Mi opinión es libre. Mi
juicio no. Menos aún mi prejuicio, inherente a toda persona que piensa,
siente, dice y teme. Vivir no es lo normal. Vivir es lo anómalo. Es
resistirse ante la desaparición. El prejuicio es un mecanismo de
supervivencia, una forma de trinchera desde donde arrojar piedras sin
que las manos se vean.
Pero somos ego, lo único que nos mantiene
vivos, porque deseamos asistir, no lo nieguen —quien lo niegue miente— a
la destrucción, pero siempre desde la barrera, procurando que no nos
afecte, de todo lo que no tenga que ver con nosotros.
Todo nos
afecta, y gracias a eso, nos apostamos en las atalayas como
francotiradores dispuestos a reventar de un disparo la paz interna que
nos brinda la confusión. Nos da vergüenza equivocarnos porque está mal
visto. Por eso es bueno pedir perdón, aceptar disculpas, condescender.
Porque lo aleatorio, lo fortuito es un defecto. Todo lo que no se
controla es semilla de miedo. El miedo. El miedo a que nos maten y a ser
capaces de matar. El miedo a ofender y a que nos ofendan. El miedo a
sentir y a que nos sientan. El miedo a no ser, y a que no nos sean.

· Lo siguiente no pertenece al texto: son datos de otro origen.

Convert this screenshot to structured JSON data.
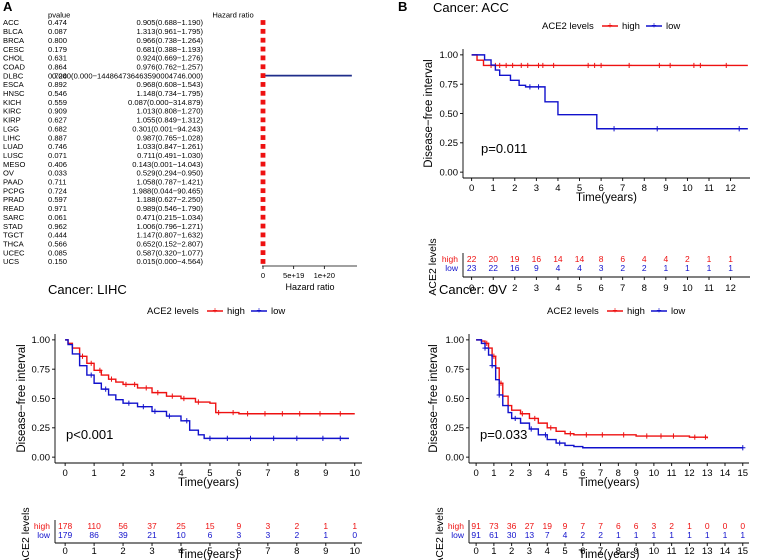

A nadie le amarga un dulce ni una palmadita en la espalda, tampoco una
caricia. Pero ese dulce, esa palmadita, esa caricia viene siempre con
cláusula de retribución. Decir que no es un privilegio. Decir que sí es
un atrevimiento. No decir nada es, simplemente, atroz.
La opinión
es libre, no pública, ojo. La opinión pública es una obscenidad, una
perversión de la libertad. Un allanamiento, una invasión de la casa del
pensamiento. Una violación de la hiperpersona que está por encima de
todo eso. Un ultraje perverso a la impureza.